E come non ricordare New Guards Group, creata da Marcelo Burlon, Claudio Antonioli e Davide De Giglio che ha sfornato marchi come County of Milano, Palm Angels e il mitico Off-White? Non tutto il prodotto è fatto in Italia ma il modo in cui culturalmente è stata affrontata l’idea dell’imprenditorialità di moda italiana dovrebbe essere seguito da molti. Sarà per questo che il colosso delle vendite online Farfetch ha sborsato 603 milioni di Euro per appropriarsene nel 2018.
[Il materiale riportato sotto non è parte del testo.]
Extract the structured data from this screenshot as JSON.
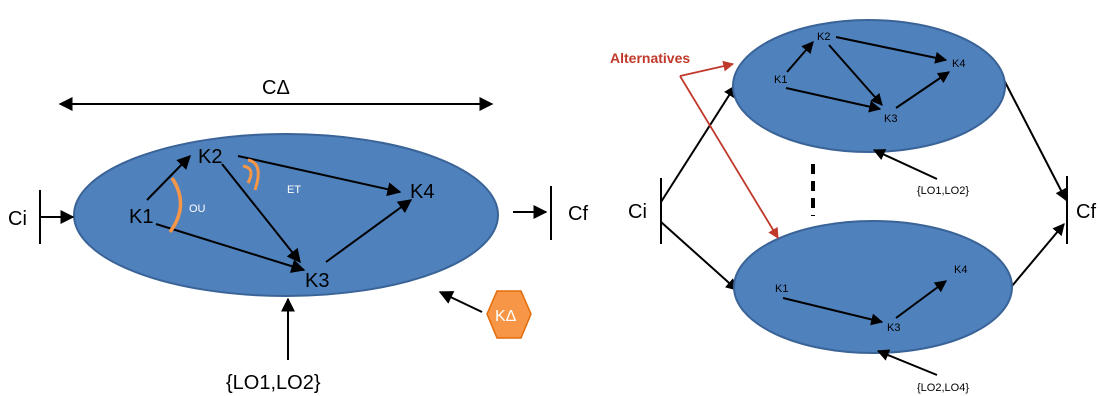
{
  "left": {
    "width_label": "CΔ",
    "initial_state": "Ci",
    "final_state": "Cf",
    "nodes": {
      "k1": "K1",
      "k2": "K2",
      "k3": "K3",
      "k4": "K4"
    },
    "or_label": "OU",
    "and_label": "ET",
    "resource": "{LO1,LO2}",
    "hexagon_label": "KΔ"
  },
  "right": {
    "callout": "Alternatives",
    "initial_state": "Ci",
    "final_state": "Cf",
    "top_nodes": {
      "k1": "K1",
      "k2": "K2",
      "k3": "K3",
      "k4": "K4"
    },
    "top_resource": "{LO1,LO2}",
    "bottom_nodes": {
      "k1": "K1",
      "k3": "K3",
      "k4": "K4"
    },
    "bottom_resource": "{LO2,LO4}"
  },
  "colors": {
    "ellipse_fill": "#4f81bd",
    "ellipse_stroke": "#3a6397",
    "arc_color": "#f79646",
    "callout_color": "#c0392b",
    "hexagon_fill": "#f79646"
  }
}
«Stiamo come stiamo», dice una famosa canzone delle sorelle Bertè che parla di isolamento e rassegnazione, due temi di cui entrambe erano molto pratiche ma che sono anche tipici della cultura italiana. Ma la canzone da anche una ricetta per uscirne: «Ma i fari passano tagliando la notte sopra il mare/c’è una piramide di cielo ancora da scalare/per noi soldati di ventura in questo metro quadro/sì, per adesso è molto dura/lo sfameremo questo amore così magro».
Chissà se chi vincerà le prossime elezioni accenderà dei fari per illuminare le meravigliose ma buie notti italiane, quelle in cui esistono infinite possibilità inesplorate e in cui c’è una massa di gente pronta a combattere per raccontare storie diverse?